Hi!
I would like to use cuSolverDn in the CUDA toolkit to eventually calculate [A]{x}={B} in a large number of rows, such as 10000×10000.
However, in the code below, the calculation is not performed when the number of rows is larger than 500 x 500. Is it possible to determine the size of the rows somewhere? I would also appreciate any advice on how to make this code work more efficiently.
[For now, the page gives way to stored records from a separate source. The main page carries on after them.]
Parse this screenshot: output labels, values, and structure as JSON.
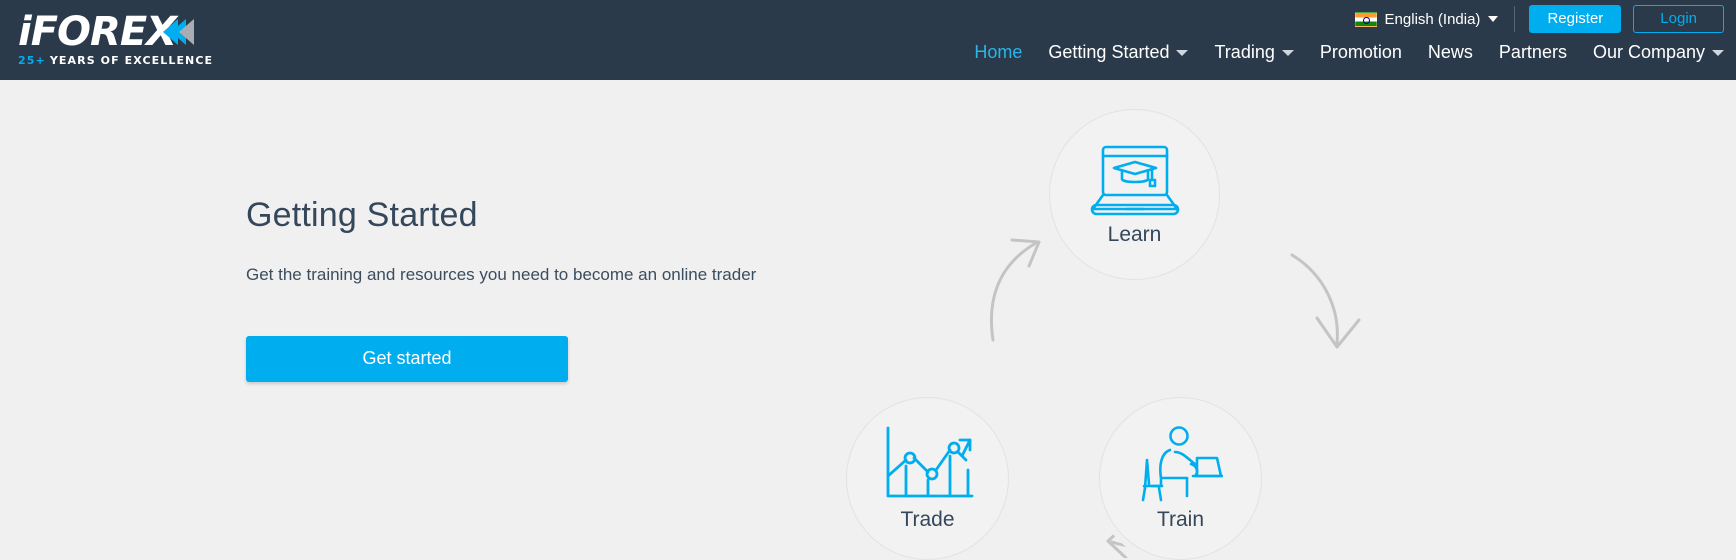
{
  "header": {
    "logo": {
      "word": "iFOREX",
      "tagline_years": "25+",
      "tagline_text": "YEARS OF EXCELLENCE"
    },
    "language": {
      "label": "English (India)",
      "flag_icon": "india-flag-icon",
      "caret_icon": "chevron-down-icon"
    },
    "register_label": "Register",
    "login_label": "Login",
    "nav": [
      {
        "label": "Home",
        "active": true,
        "has_caret": false
      },
      {
        "label": "Getting Started",
        "active": false,
        "has_caret": true
      },
      {
        "label": "Trading",
        "active": false,
        "has_caret": true
      },
      {
        "label": "Promotion",
        "active": false,
        "has_caret": false
      },
      {
        "label": "News",
        "active": false,
        "has_caret": false
      },
      {
        "label": "Partners",
        "active": false,
        "has_caret": false
      },
      {
        "label": "Our Company",
        "active": false,
        "has_caret": true
      }
    ]
  },
  "main": {
    "title": "Getting Started",
    "subtitle": "Get the training and resources you need to become an online trader",
    "cta_label": "Get started"
  },
  "cycle": {
    "nodes": [
      {
        "label": "Learn",
        "icon": "laptop-graduation-cap-icon"
      },
      {
        "label": "Train",
        "icon": "person-at-laptop-icon"
      },
      {
        "label": "Trade",
        "icon": "chart-uptrend-icon"
      }
    ],
    "arrows": [
      {
        "name": "arrow-trade-to-learn",
        "direction": "up-right"
      },
      {
        "name": "arrow-learn-to-train",
        "direction": "down"
      },
      {
        "name": "arrow-train-to-trade",
        "direction": "left"
      }
    ]
  },
  "colors": {
    "accent": "#00aeef",
    "header_bg": "#2b3a4b",
    "page_bg": "#f0f0f0",
    "text": "#35475a",
    "arrow_gray": "#c4c4c4"
  }
}
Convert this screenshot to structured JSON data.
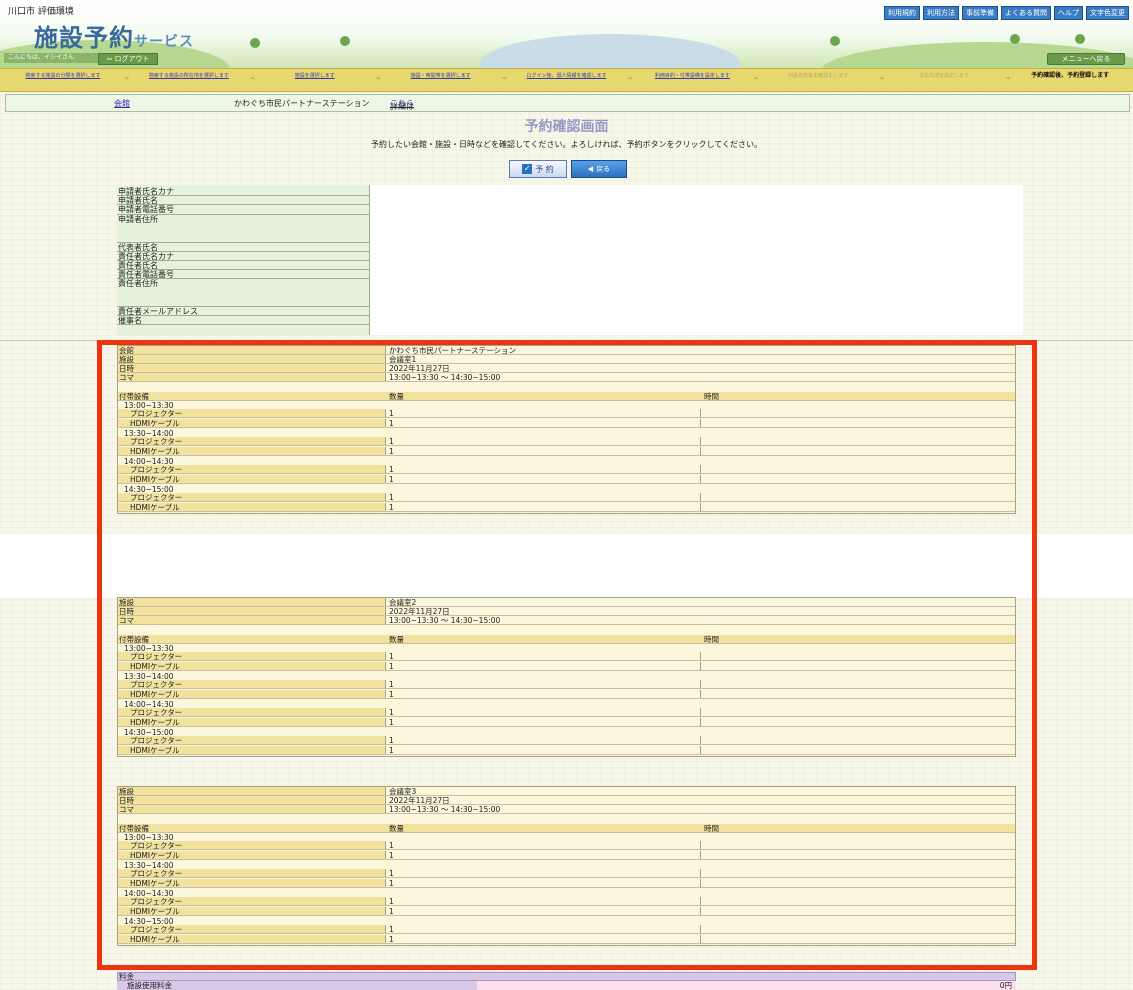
{
  "header": {
    "city": "川口市 評価環境",
    "logo_main": "施設予約",
    "logo_sub": "サービス",
    "greeting": "こんにちは、イシイさん",
    "logout": "ログアウト",
    "menu_back": "メニューへ戻る",
    "top_links": [
      "利用規約",
      "利用方法",
      "事前準備",
      "よくある質問",
      "ヘルプ",
      "文字色変更"
    ]
  },
  "steps": [
    {
      "label": "検索する施設の分類を選択します",
      "state": "link"
    },
    {
      "label": "検索する施設の所在地を選択します",
      "state": "link"
    },
    {
      "label": "施設を選択します",
      "state": "link"
    },
    {
      "label": "施設・時間帯を選択します",
      "state": "link"
    },
    {
      "label": "ログイン後、個人情報を確認します",
      "state": "link"
    },
    {
      "label": "利用目的・付帯設備を設定します",
      "state": "link"
    },
    {
      "label": "料金お支払を確認をします",
      "state": "dim"
    },
    {
      "label": "支払方法を設定します",
      "state": "dim"
    },
    {
      "label": "予約確認後、予約登録します",
      "state": "current"
    }
  ],
  "infobar": {
    "label": "会館",
    "hall": "かわぐち市民パートナーステーション",
    "detail_prefix": "詳細は",
    "detail_link": "こちら"
  },
  "page": {
    "title": "予約確認画面",
    "instruction": "予約したい会館・施設・日時などを確認してください。よろしければ、予約ボタンをクリックしてください。",
    "reserve_button": "予 約",
    "back_button": "戻る"
  },
  "applicant_fields": [
    "申請者氏名カナ",
    "申請者氏名",
    "申請者電話番号",
    "申請者住所",
    "代表者氏名",
    "責任者氏名カナ",
    "責任者氏名",
    "責任者電話番号",
    "責任者住所",
    "責任者メールアドレス",
    "催事名"
  ],
  "labels": {
    "hall": "会館",
    "facility": "施設",
    "datetime": "日時",
    "koma": "コマ",
    "equipment": "付帯設備",
    "quantity": "数量",
    "time": "時間"
  },
  "reservations": [
    {
      "hall": "かわぐち市民パートナーステーション",
      "facility": "会議室1",
      "date": "2022年11月27日",
      "koma": "13:00~13:30 ～ 14:30~15:00",
      "slots": [
        {
          "time": "13:00~13:30",
          "items": [
            {
              "name": "プロジェクター",
              "qty": "1"
            },
            {
              "name": "HDMIケーブル",
              "qty": "1"
            }
          ]
        },
        {
          "time": "13:30~14:00",
          "items": [
            {
              "name": "プロジェクター",
              "qty": "1"
            },
            {
              "name": "HDMIケーブル",
              "qty": "1"
            }
          ]
        },
        {
          "time": "14:00~14:30",
          "items": [
            {
              "name": "プロジェクター",
              "qty": "1"
            },
            {
              "name": "HDMIケーブル",
              "qty": "1"
            }
          ]
        },
        {
          "time": "14:30~15:00",
          "items": [
            {
              "name": "プロジェクター",
              "qty": "1"
            },
            {
              "name": "HDMIケーブル",
              "qty": "1"
            }
          ]
        }
      ]
    },
    {
      "facility": "会議室2",
      "date": "2022年11月27日",
      "koma": "13:00~13:30 ～ 14:30~15:00",
      "slots": [
        {
          "time": "13:00~13:30",
          "items": [
            {
              "name": "プロジェクター",
              "qty": "1"
            },
            {
              "name": "HDMIケーブル",
              "qty": "1"
            }
          ]
        },
        {
          "time": "13:30~14:00",
          "items": [
            {
              "name": "プロジェクター",
              "qty": "1"
            },
            {
              "name": "HDMIケーブル",
              "qty": "1"
            }
          ]
        },
        {
          "time": "14:00~14:30",
          "items": [
            {
              "name": "プロジェクター",
              "qty": "1"
            },
            {
              "name": "HDMIケーブル",
              "qty": "1"
            }
          ]
        },
        {
          "time": "14:30~15:00",
          "items": [
            {
              "name": "プロジェクター",
              "qty": "1"
            },
            {
              "name": "HDMIケーブル",
              "qty": "1"
            }
          ]
        }
      ]
    },
    {
      "facility": "会議室3",
      "date": "2022年11月27日",
      "koma": "13:00~13:30 ～ 14:30~15:00",
      "slots": [
        {
          "time": "13:00~13:30",
          "items": [
            {
              "name": "プロジェクター",
              "qty": "1"
            },
            {
              "name": "HDMIケーブル",
              "qty": "1"
            }
          ]
        },
        {
          "time": "13:30~14:00",
          "items": [
            {
              "name": "プロジェクター",
              "qty": "1"
            },
            {
              "name": "HDMIケーブル",
              "qty": "1"
            }
          ]
        },
        {
          "time": "14:00~14:30",
          "items": [
            {
              "name": "プロジェクター",
              "qty": "1"
            },
            {
              "name": "HDMIケーブル",
              "qty": "1"
            }
          ]
        },
        {
          "time": "14:30~15:00",
          "items": [
            {
              "name": "プロジェクター",
              "qty": "1"
            },
            {
              "name": "HDMIケーブル",
              "qty": "1"
            }
          ]
        }
      ]
    }
  ],
  "fee": {
    "header": "料金",
    "row_label": "施設使用料金",
    "row_value": "0円"
  },
  "colors": {
    "highlight": "#ee3311",
    "label_bg": "#f1e29e",
    "step_bar": "#e8d870"
  }
}
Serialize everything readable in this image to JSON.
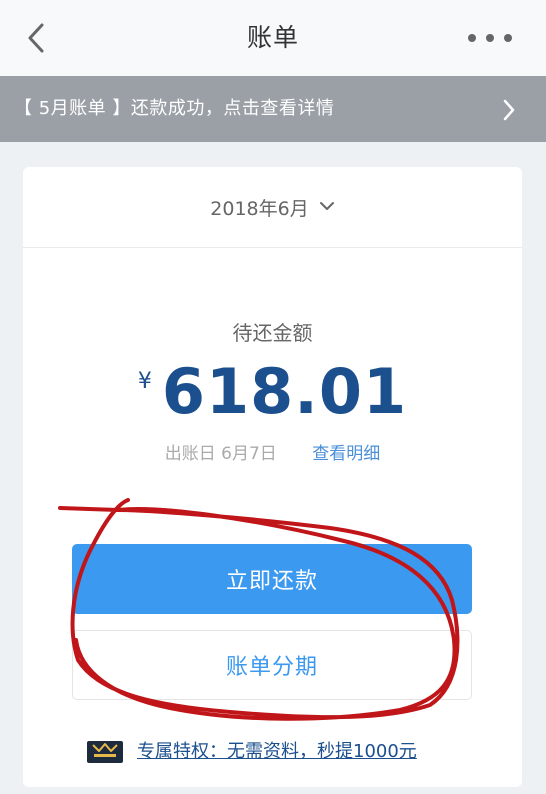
{
  "navbar": {
    "title": "账单",
    "back_icon": "chevron-left-icon",
    "more_icon": "more-dots-icon"
  },
  "notice": {
    "text": "【 5月账单 】还款成功，点击查看详情",
    "arrow_icon": "chevron-right-icon"
  },
  "bill": {
    "month": "2018年6月",
    "due_label": "待还金额",
    "currency": "¥",
    "amount": "618.01",
    "bill_date": "出账日  6月7日",
    "view_detail": "查看明细",
    "repay_button": "立即还款",
    "installment_button": "账单分期",
    "privilege_text": "专属特权：无需资料，秒提1000元",
    "privilege_icon": "crown-card-icon"
  },
  "colors": {
    "accent_blue": "#3c99f0",
    "amount_navy": "#1b4f8e",
    "notice_gray": "#9ba0a7",
    "annotation_red": "#c0161a"
  }
}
The GPU we are using is NVIDIA GeForce RTX 2070 SUPER.
#include <cuda_runtime.h>
#include <cusolverDn.h> // dense LAPACK
#include <cassert>
#include <iostream>
using namespace std;
template<typename T>
inline size_t bytesof(unsigned int s) { return s * sizeof(T); }
template<typename T>
T* allocate(unsigned int size) {
T* result = nullptr;
cudaError_t status = cudaMalloc(&result, bytesof<T>(size));
assert(status == cudaSuccess);
return result;
}
int main() {
cusolverStatus_t status;
// dense LAPACK
cusolverDnHandle_t handle;
status = cusolverDnCreate(&handle);
assert(status == CUSOLVER_STATUS_SUCCESS);
// A
float A[1000][1000];
int i, j, n;
float k;
n = 1000;
for (i = 0; i < n; i++) {
for (j = 0; j < n; j++) {
A[i][j] = 0;
}
}
k = 20.0;
A[0][0] = k;
for (i = 0; i < n - 1; i++) {
for (j = 0; j < n - 1; j++) {
if (i = j);
A[i][j] = A[i][j] + k;
A[i][j + 1] = -k;
A[i + 1][j] = -k;
A[i + 1][j + 1] = k;
}
}
float* dA = allocate<float>(n * n);
cudaMemcpy(dA, A, bytesof<float>(n * n), cudaMemcpyHostToDevice);
int lda = n;
int worksize;
status = cusolverDnSgetrf_bufferSize(
handle,
n,
n,
dA,
lda,
&worksize);
assert(status == CUSOLVER_STATUS_SUCCESS);
#ifdef _DEBUG
cout << "worksize = " << worksize << endl;
#endif
float* workspace = allocate<float>(worksize);
int* devInfo = allocate<int>(1);
int* pivot = allocate<int>(n);
status = cusolverDnSgetrf(
handle,
n,
n,
dA,
lda,
workspace,
pivot,
devInfo);
#ifdef _DEBUG
int info;
cudaMemcpy(&info, devInfo, sizeof(int), cudaMemcpyDeviceToHost);
cout << "info = " << info << endl;
#endif
assert(status == CUSOLVER_STATUS_SUCCESS);
// B
float B[1000];
for (i = 0; i < n; i++) {
B[i] = 0;
}
for (i = 0; i < n; i++) {
if (i = n - 1);
B[i] = k;
}
float nrhs = 1;
float* dB = allocate<float>(n * nrhs);
cudaMemcpy(dB, B, bytesof<float>(n * nrhs), cudaMemcpyHostToDevice);
int ldb = n;
// AX = B
status = cusolverDnSgetrs(
handle,
CUBLAS_OP_T,
n,
nrhs,
dA,
lda,
pivot,
dB,
ldb,
devInfo);
#ifdef _DEBUG
cudaMemcpy(&info, devInfo, sizeof(int), cudaMemcpyDeviceToHost);
cout << "info = " << info << endl;
#endif
assert(status == CUSOLVER_STATUS_SUCCESS);
float X[16];
cudaMemcpy(X, dB, bytesof<float>(n * nrhs), cudaMemcpyDeviceToHost);
for (int i = 0; i < nrhs; ++i) {
float* q = B + i * n;
float* a = X + i * n;
for (int i = 0; i < n; i++) {
cout // << "B[" << i << "] : " << B[i]
<< "\t answer : "
<< "X[" << i << "] : " << a[i] << endl;
}
}
cudaFree(workspace);
cudaFree(dA);
cudaFree(dB);
cudaFree(devInfo);
cudaFree(pivot);
cusolverDnDestroy(handle);
}